S&P said that, if issuing banks take no mitigating actions, about one-fifth of its covered bond ratings could be affected by changes proposed in this RFC, with one-tenth being downgraded, by an average of 1.3 notches, and one-tenth upgraded, by an average of 1.7 notches.
A second RFC is on revisions to assumptions S&P uses in its analysis of public sector and certain other assets in cover pools, which the rating agency said aims to enhance comparability with its criteria for analysing similar asset types. The third RFC proposes an update to S&P’s cashflow assumptions for modelling covered bonds, specifically a change to the cut-off parameter in its Covered Bond Monitor cashflow model.

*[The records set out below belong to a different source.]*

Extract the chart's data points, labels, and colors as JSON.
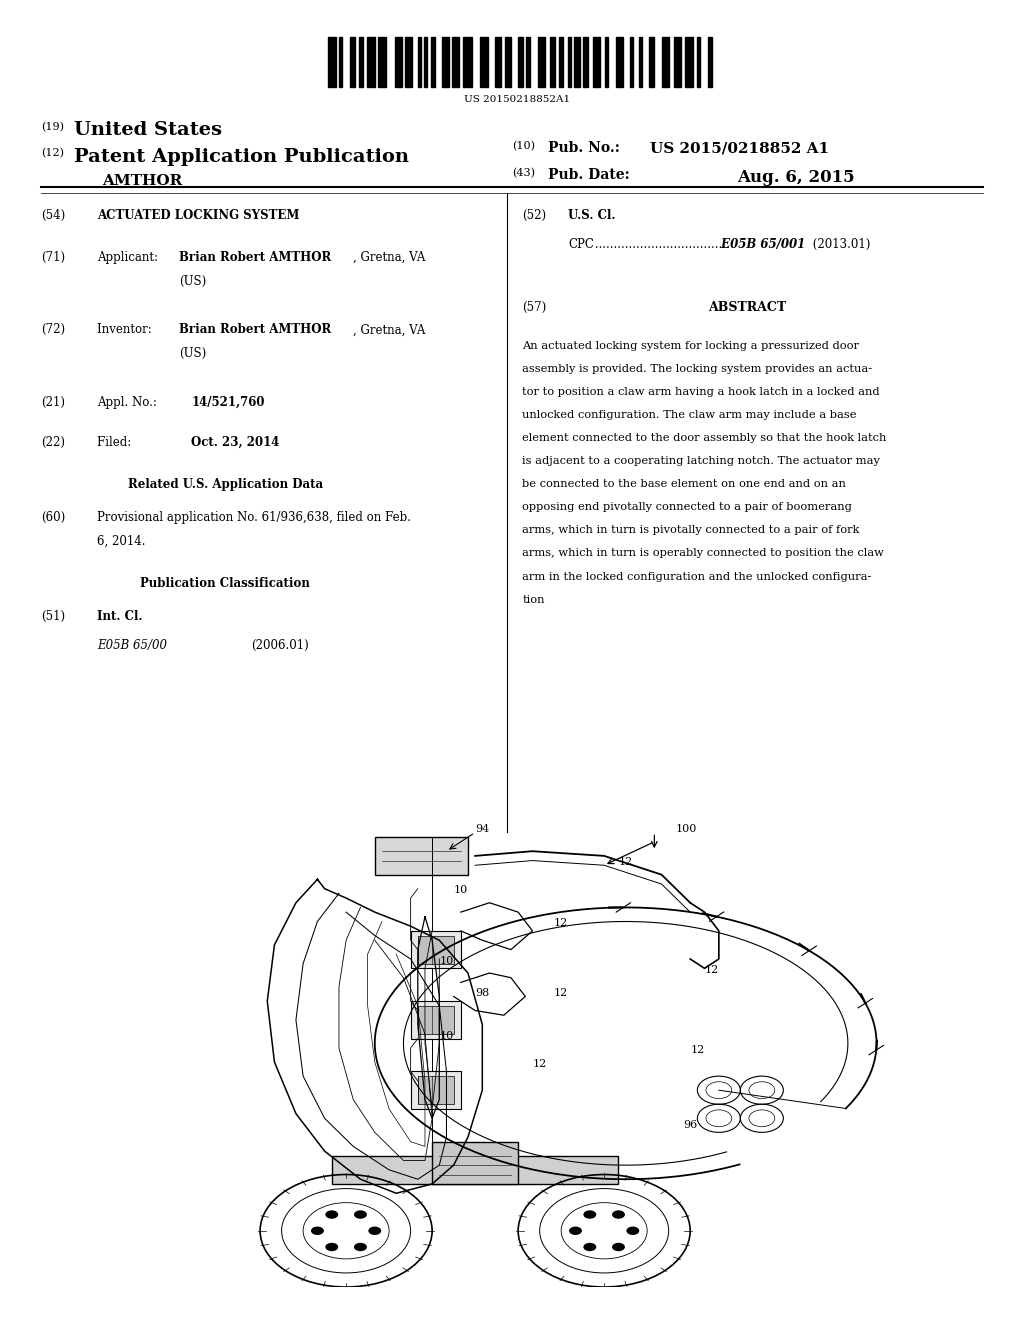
{
  "background_color": "#ffffff",
  "barcode_text": "US 20150218852A1",
  "header": {
    "number_19": "(19)",
    "united_states": "United States",
    "number_12": "(12)",
    "patent_app_pub": "Patent Application Publication",
    "applicant_name": "AMTHOR",
    "number_10": "(10)",
    "pub_no_label": "Pub. No.:",
    "pub_no_value": "US 2015/0218852 A1",
    "number_43": "(43)",
    "pub_date_label": "Pub. Date:",
    "pub_date_value": "Aug. 6, 2015"
  },
  "left_column": {
    "54_label": "(54)",
    "54_text": "ACTUATED LOCKING SYSTEM",
    "71_label": "(71)",
    "72_label": "(72)",
    "21_label": "(21)",
    "21_text": "14/521,760",
    "22_label": "(22)",
    "22_text": "Oct. 23, 2014",
    "related_header": "Related U.S. Application Data",
    "60_label": "(60)",
    "60_line1": "Provisional application No. 61/936,638, filed on Feb.",
    "60_line2": "6, 2014.",
    "pub_class_header": "Publication Classification",
    "51_label": "(51)",
    "51_int_cl": "Int. Cl.",
    "51_code": "E05B 65/00",
    "51_year": "(2006.01)"
  },
  "right_column": {
    "52_label": "(52)",
    "52_us_cl": "U.S. Cl.",
    "52_cpc_label": "CPC",
    "52_cpc_dots": " ....................................",
    "52_cpc_code": " E05B 65/001",
    "52_cpc_year": " (2013.01)",
    "57_label": "(57)",
    "57_abstract": "ABSTRACT",
    "abstract_lines": [
      "An actuated locking system for locking a pressurized door",
      "assembly is provided. The locking system provides an actua-",
      "tor to position a claw arm having a hook latch in a locked and",
      "unlocked configuration. The claw arm may include a base",
      "element connected to the door assembly so that the hook latch",
      "is adjacent to a cooperating latching notch. The actuator may",
      "be connected to the base element on one end and on an",
      "opposing end pivotally connected to a pair of boomerang",
      "arms, which in turn is pivotally connected to a pair of fork",
      "arms, which in turn is operably connected to position the claw",
      "arm in the locked configuration and the unlocked configura-",
      "tion"
    ]
  }
}
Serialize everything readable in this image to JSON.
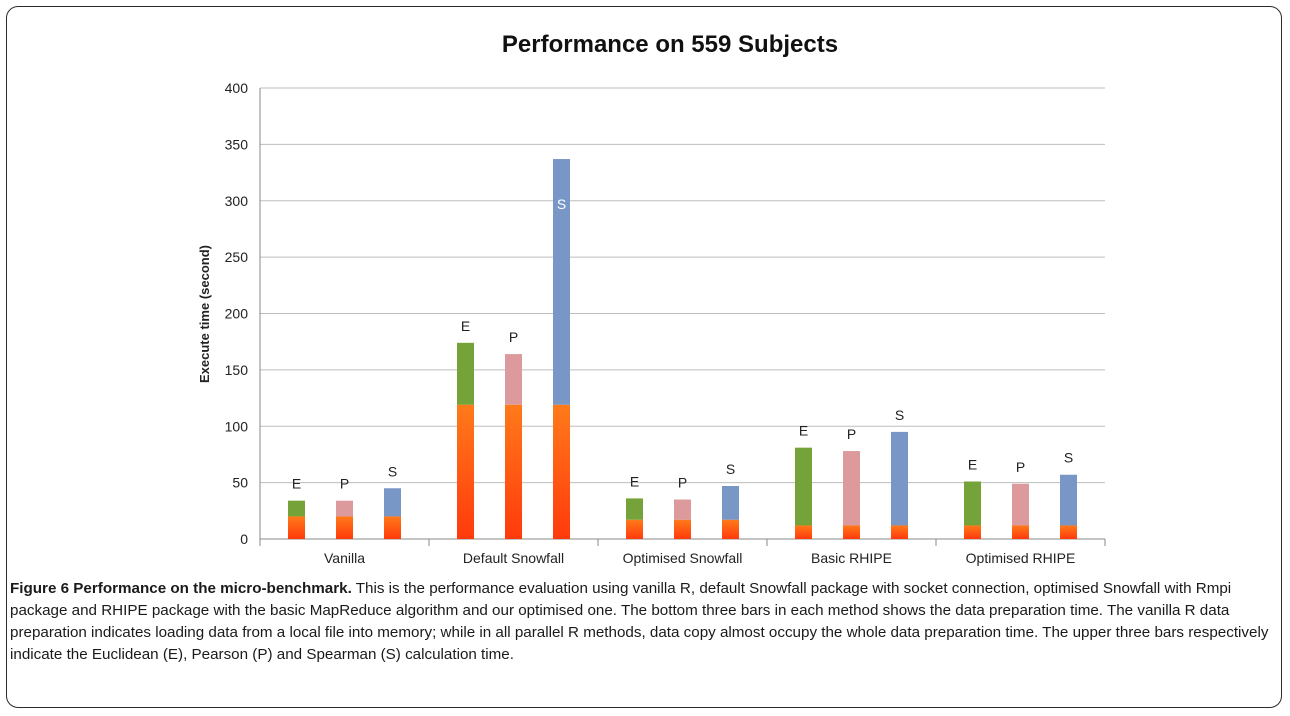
{
  "figure": {
    "caption_label": "Figure 6 Performance on the micro-benchmark.",
    "caption_text": " This is the performance evaluation using vanilla R, default Snowfall package with socket connection, optimised Snowfall with Rmpi package and RHIPE package with the basic MapReduce algorithm and our optimised one. The bottom three bars in each method shows the data preparation time. The vanilla R data preparation indicates loading data from a local file into memory; while in all parallel R methods, data copy almost occupy the whole data preparation time. The upper three bars respectively indicate the Euclidean (E), Pearson (P) and Spearman (S) calculation time."
  },
  "chart_data": {
    "type": "bar",
    "stacked": true,
    "title": "Performance on 559 Subjects",
    "xlabel": "",
    "ylabel": "Execute time (second)",
    "ylim": [
      0,
      400
    ],
    "yticks": [
      0,
      50,
      100,
      150,
      200,
      250,
      300,
      350,
      400
    ],
    "grid": true,
    "legend": "none",
    "categories": [
      "Vanilla",
      "Default Snowfall",
      "Optimised Snowfall",
      "Basic RHIPE",
      "Optimised RHIPE"
    ],
    "bar_labels": [
      "E",
      "P",
      "S"
    ],
    "colors": {
      "data_prep": "#ff3a0c",
      "data_prep_top": "#ff7a1a",
      "E": "#76a23a",
      "P": "#dc9a9c",
      "S": "#7896c6"
    },
    "data_preparation": [
      [
        20,
        20,
        20
      ],
      [
        119,
        119,
        119
      ],
      [
        17,
        17,
        17
      ],
      [
        12,
        12,
        12
      ],
      [
        12,
        12,
        12
      ]
    ],
    "totals": [
      [
        34,
        34,
        45
      ],
      [
        174,
        164,
        337
      ],
      [
        36,
        35,
        47
      ],
      [
        81,
        78,
        95
      ],
      [
        51,
        49,
        57
      ]
    ]
  }
}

S&P said it intends to publish and implement the final criteria simultaneously if the proposals in these RFCs are adopted.
It said that their joint implementation as proposed is expected to affect fewer than one-third of the covered bonds it rates, with 19% of ratings being lowered, by an average of 1.4 notches, and 9% being raised, by an average of 1.7 notches – barring any mitigating actions and based on today’s ratings.
“That’s mainly because of the lower degree of uplift we expect to give to programs with voluntary overcollateralisation or that do not have six months’ of liquidity,” said S&P. “In addition, some of the negative rating actions would be driven by our updated credit assumptions, in cases where these assumptions would increase target credit enhancement levels for the current rating above currently available credit enhancement.”
The deadline for responses to the RFCs is 6 October.